Ecco i cinque spunti del centoquarantacinquesimo numero:
👃Investimenti in ambito dati e algoritmi. AI e Venture Capital: 3 report da non perdere per capire il futuro dell'intelligenza artificiale
I report che arrivano da società che investono, specialmente i Venture Capital che puntano sulle start-up, hanno un valore superiore, a mio parere, rispetto a quelli prodotti dalle società di consulenza. Perché? Sono decisamente “skin in the game”: hanno investito soldi veri, loro e dei loro investitori. Certo, hanno dei bias, perché tendono a rafforzare le loro tesi di investimento, ma questo si può bilanciare andando a guardare il portfolio delle loro partecipazioni. Proprio per questo leggo con più attenzione i loro report e segnalo quelli che mi colpiscono di più. Forse perché spesso riflettono il mio pensiero 🙂 (sì, un altro bias, ma almeno ci metto la disclosure!).
Oggi ti segnalo tre report che, per motivi diversi, vale davvero la pena leggere.
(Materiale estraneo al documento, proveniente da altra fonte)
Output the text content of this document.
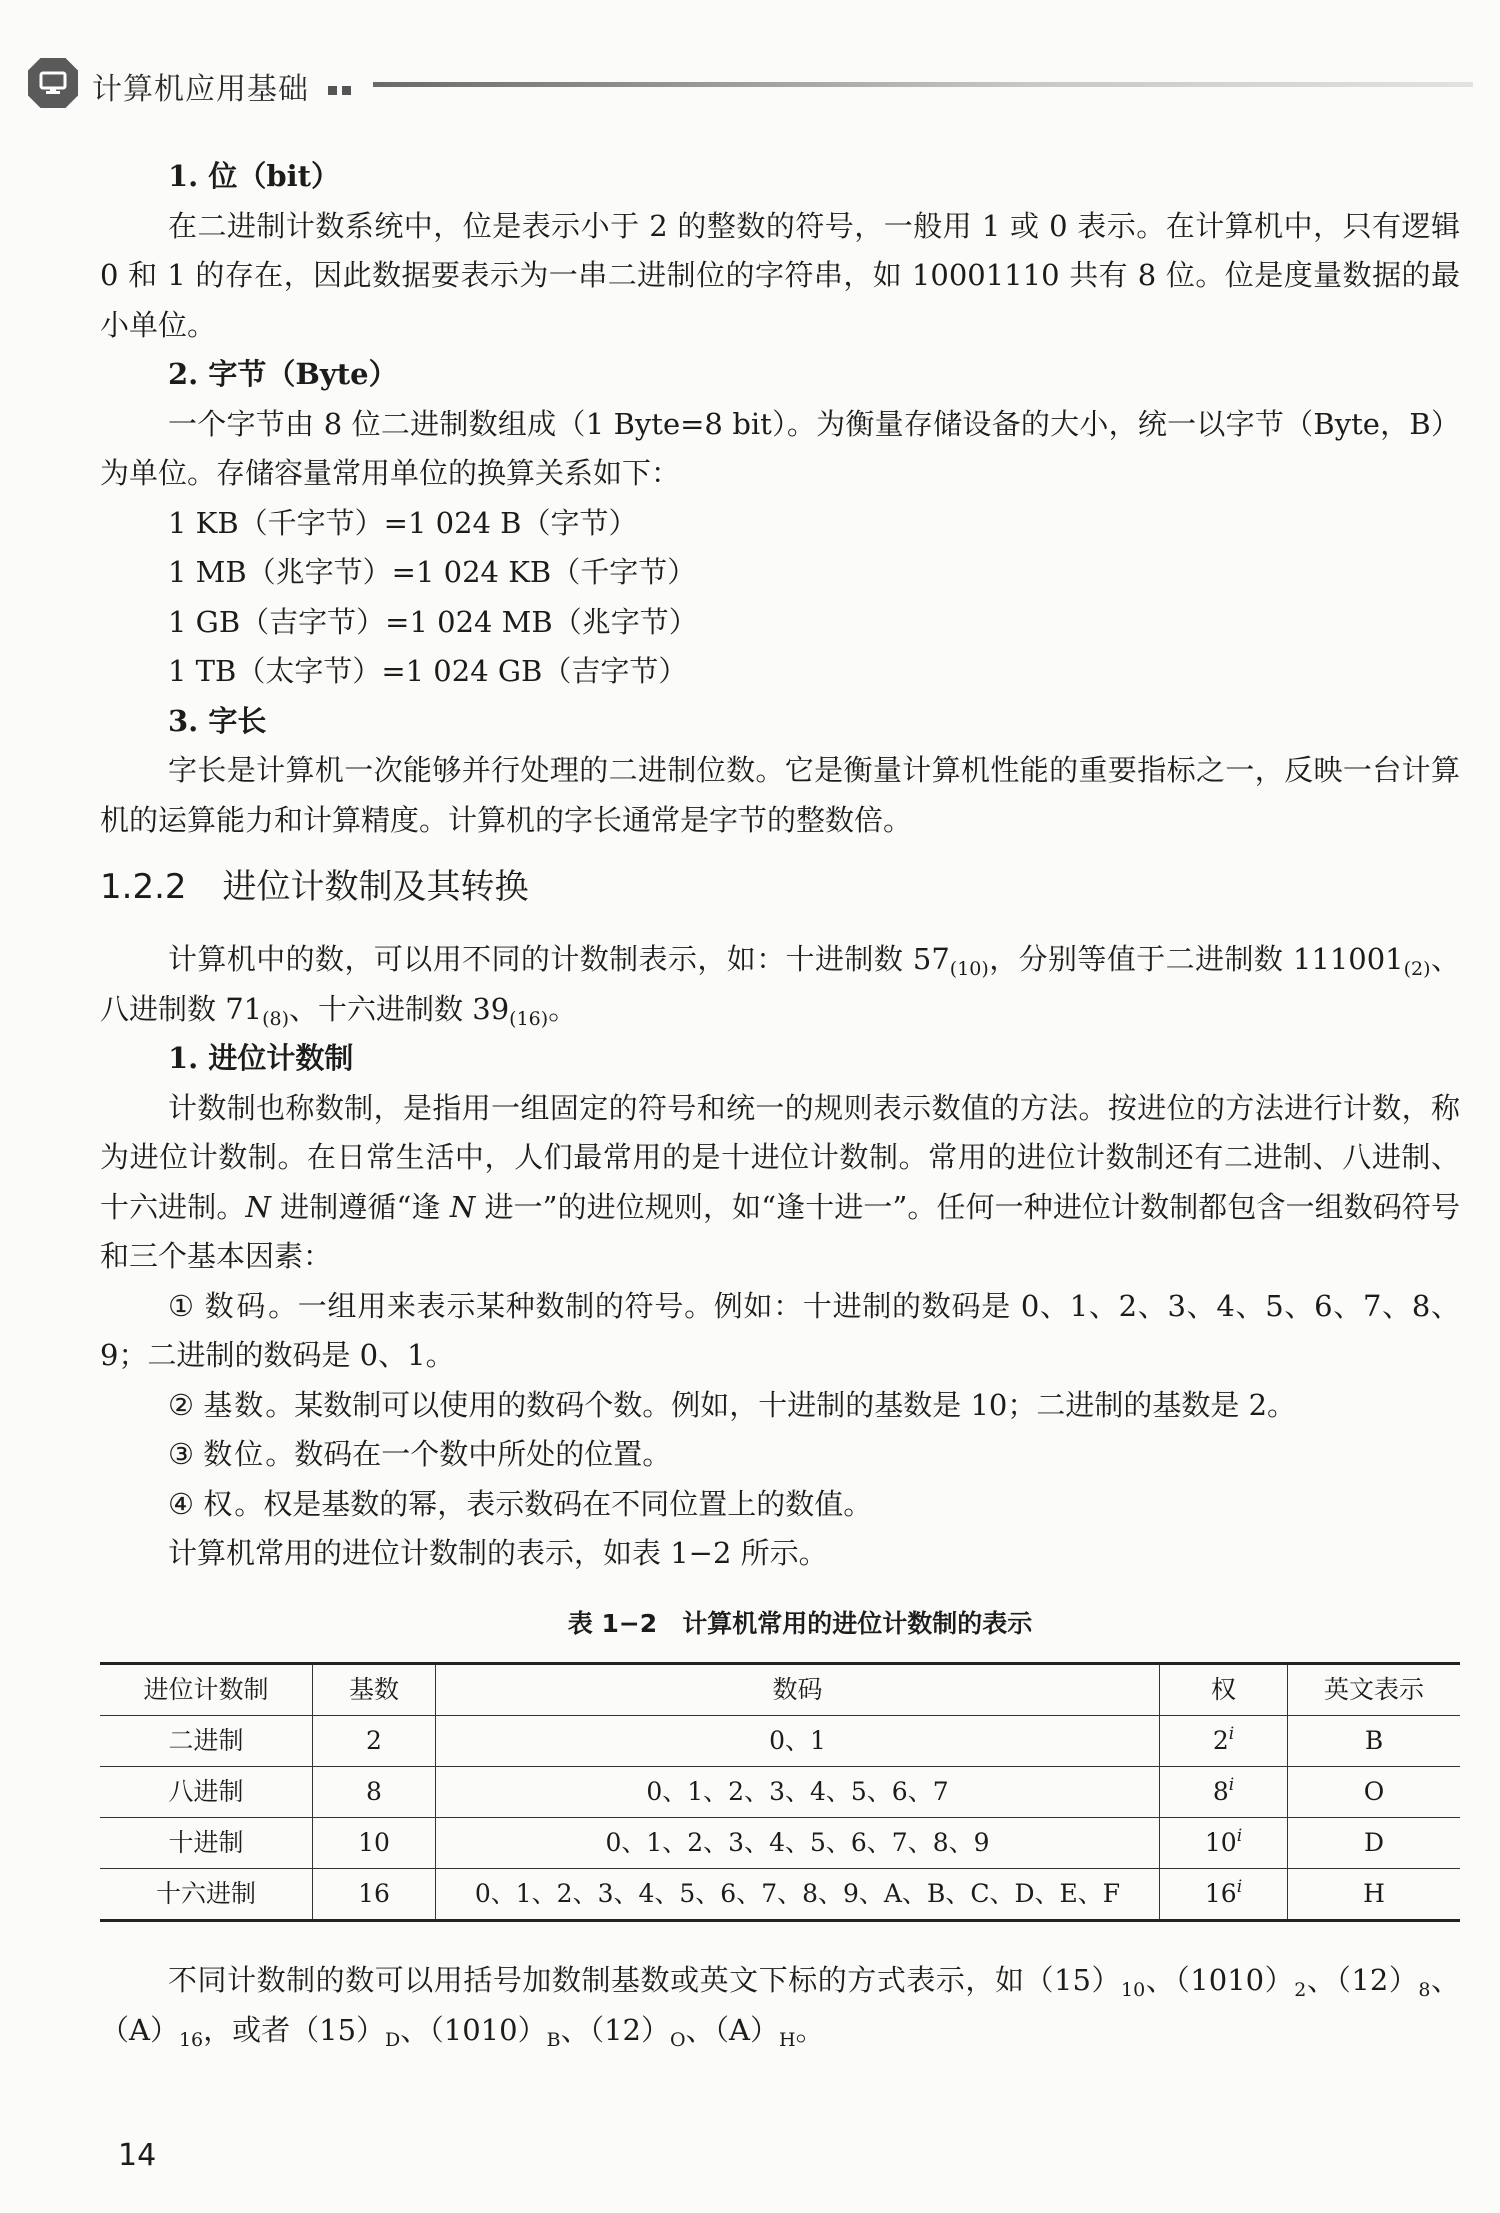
计算机应用基础

1. 位（bit）

在二进制计数系统中，位是表示小于 2 的整数的符号，一般用 1 或 0 表示。在计算机中，只有逻辑 0 和 1 的存在，因此数据要表示为一串二进制位的字符串，如 10001110 共有 8 位。位是度量数据的最小单位。

2. 字节（Byte）

一个字节由 8 位二进制数组成（1 Byte=8 bit）。为衡量存储设备的大小，统一以字节（Byte，B）为单位。存储容量常用单位的换算关系如下：

1 KB（千字节）=1 024 B（字节）

1 MB（兆字节）=1 024 KB（千字节）

1 GB（吉字节）=1 024 MB（兆字节）

1 TB（太字节）=1 024 GB（吉字节）

3. 字长

字长是计算机一次能够并行处理的二进制位数。它是衡量计算机性能的重要指标之一，反映一台计算机的运算能力和计算精度。计算机的字长通常是字节的整数倍。

1.2.2 进位计数制及其转换

计算机中的数，可以用不同的计数制表示，如：十进制数 $57_{(10)}$，分别等值于二进制数 $111001_{(2)}$、八进制数 $71_{(8)}$、十六进制数 $39_{(16)}$。

1. 进位计数制

计数制也称数制，是指用一组固定的符号和统一的规则表示数值的方法。按进位的方法进行计数，称为进位计数制。在日常生活中，人们最常用的是十进位计数制。常用的进位计数制还有二进制、八进制、十六进制。N 进制遵循“逢 N 进一”的进位规则，如“逢十进一”。任何一种进位计数制都包含一组数码符号和三个基本因素：

① 数码。一组用来表示某种数制的符号。例如：十进制的数码是 0、1、2、3、4、5、6、7、8、9；二进制的数码是 0、1。

② 基数。某数制可以使用的数码个数。例如，十进制的基数是 10；二进制的基数是 2。

③ 数位。数码在一个数中所处的位置。

④ 权。权是基数的幂，表示数码在不同位置上的数值。

计算机常用的进位计数制的表示，如表 1−2 所示。

表 1−2　计算机常用的进位计数制的表示
进位计数制	基数	数码	权	英文表示
二进制	2	0、1	2$^i$	B
八进制	8	0、1、2、3、4、5、6、7	8$^i$	O
十进制	10	0、1、2、3、4、5、6、7、8、9	10$^i$	D
十六进制	16	0、1、2、3、4、5、6、7、8、9、A、B、C、D、E、F	16$^i$	H

不同计数制的数可以用括号加数制基数或英文下标的方式表示，如$(15)_{10}$、$(1010)_2$、$(12)_8$、$(A)_{16}$，或者$(15)_D$、$(1010)_B$、$(12)_O$、$(A)_H$。

14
Che tu sia un investitore o semplicemente voglia capire come l’AI stia plasmando il mondo e come sia, a sua volta, plasmata. Troverai spunti utili. Partiamo in ordine inverso per dimensione del fondo che ha pubblicato il report o l’articolo: un criterio che, nel mio caso, si allinea anche con la rilevanza.
1. Angular Ventures
Il primo è tratto dal blog di Angular Ventures, un piccolo venture capital specializzato in investimenti early-stage in aziende tecnologiche con radici tra Europa e Israele. L’articolo, dal titolo “Motori o plastica? Come parliamo di LLM e come li usiamo”, utilizza una splendida analogia tra la plastica e la generative AI rispetto all’AI nel suo complesso. È breve, merita la lettura, ma non posso non condividere questa frase che, secondo me, centra il cuore del problema e dell’opportunità che abbia di fronte a noi ma anche la scarsa comprensione della GenAI che abbiamo spesso nelle (grandi) organizzazioni:
"Quando è richiesta una capacità di ragionamento avanzata e verificabile dall'uomo, un approccio basato esclusivamente sugli LLM tende a fallire. Non sorprende che molte delle applicazioni più interessanti viste di recente utilizzino gli LLM come 'collante' tra tecniche più tradizionali. Questa non è ancora la visione dominante, ma potrebbe diventare il modo principale per sfruttare gli LLM nelle applicazioni aziendali: non come motore principale, ma come tecnologia abilitante che conferisce superpoteri ai sistemi esistenti."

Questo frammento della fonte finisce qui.